We want to know we're making a difference. We want a response!
As humans, our desire to impact others positively can quickly morph into an unhealthy belief in the law of reciprocity- a psychological principal that states that whenever you give, the recipient is compelled to somehow return the favor. It begins young, when most acts of care are transactional. We do things for others, knowing that they are going to be really grateful to us or reciprocate in some way, and that makes it worthwhile.
It may be as simple as a thank you, but we subtly learn to expect a response to kindness. We can even grow indignant if we don't receive it. It happens in our lives more than we may think.
Jesus wants to take us beyond this transaction as he shapes us into his character. Just like when we learn that Jesus is present with us even when we don't sense his presence, discipleship also teaches us that our outward care and actions are worth doing regardless of if we get a response or validation of the impact.
Consider this example. Some of us may choose to give to humanitarian aid efforts in the Ukraine. Once we fill out an online form and send $100 away, it's unlikely that we'll get a call from someone saying, "thank you so much for providing food for my family after fleeing the bombing in our hometown." We may get a form email marking our contribution, but we simply have to trust that our gift matters, and that we are expressing God's heart by doing the compassionate thing. The point is not for us to feel good about helping. The point is to be a helper. Like my friend, but on the opposite side of the experience, it is a gift when we learn to care for those around us, needing no affirmation whatsoever. This is our way of life now.
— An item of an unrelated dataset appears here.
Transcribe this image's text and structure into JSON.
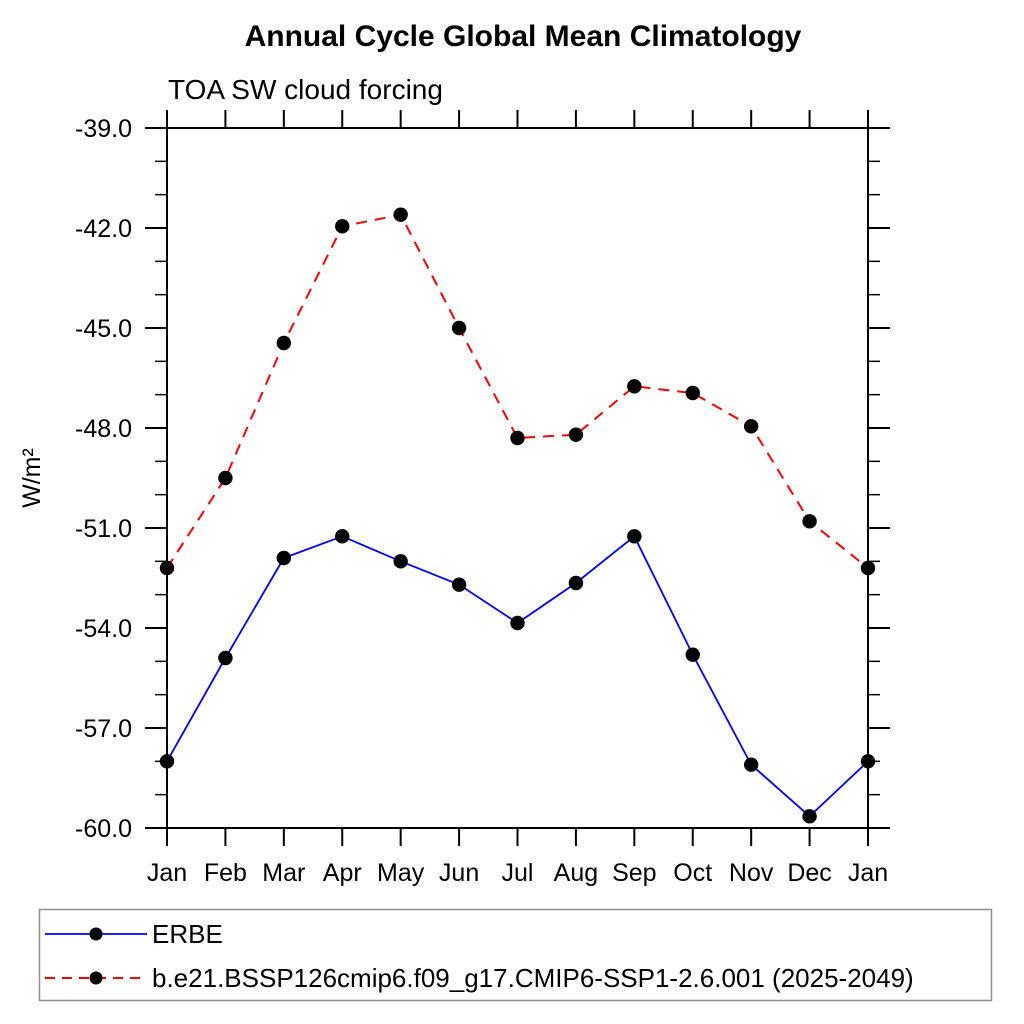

So let us serve our neighbors in complete freedom because God loves us, expecting nothing in return. Let us send texts and emails of encouragement with no expectations, written with nothing but the pure and selfless love of Jesus.
Let us serve our spouses, pick up after our kids, give away our money, help our coworkers, and be generous in all areas of material and immaterial-- because we are Jesus people, not because we need to know we are making a difference. It will set us free! (And Jesus says we'll get rewarded for it one day anyways, so if you're all about that payout life, there you go).
Of course, the truth is that yes, we are making a difference. Every act of love carries significance. And many times, we will experience the joy of knowing and feeling that in this life. But there is a far deeper joy when our hearts are at peace, knowing that we are so loved by God that each moment we live is an overflow of it toward others... with no response needed.
Jesus, set me free today as I love for your sake and nothing else, for you have have given me immeasurable worth.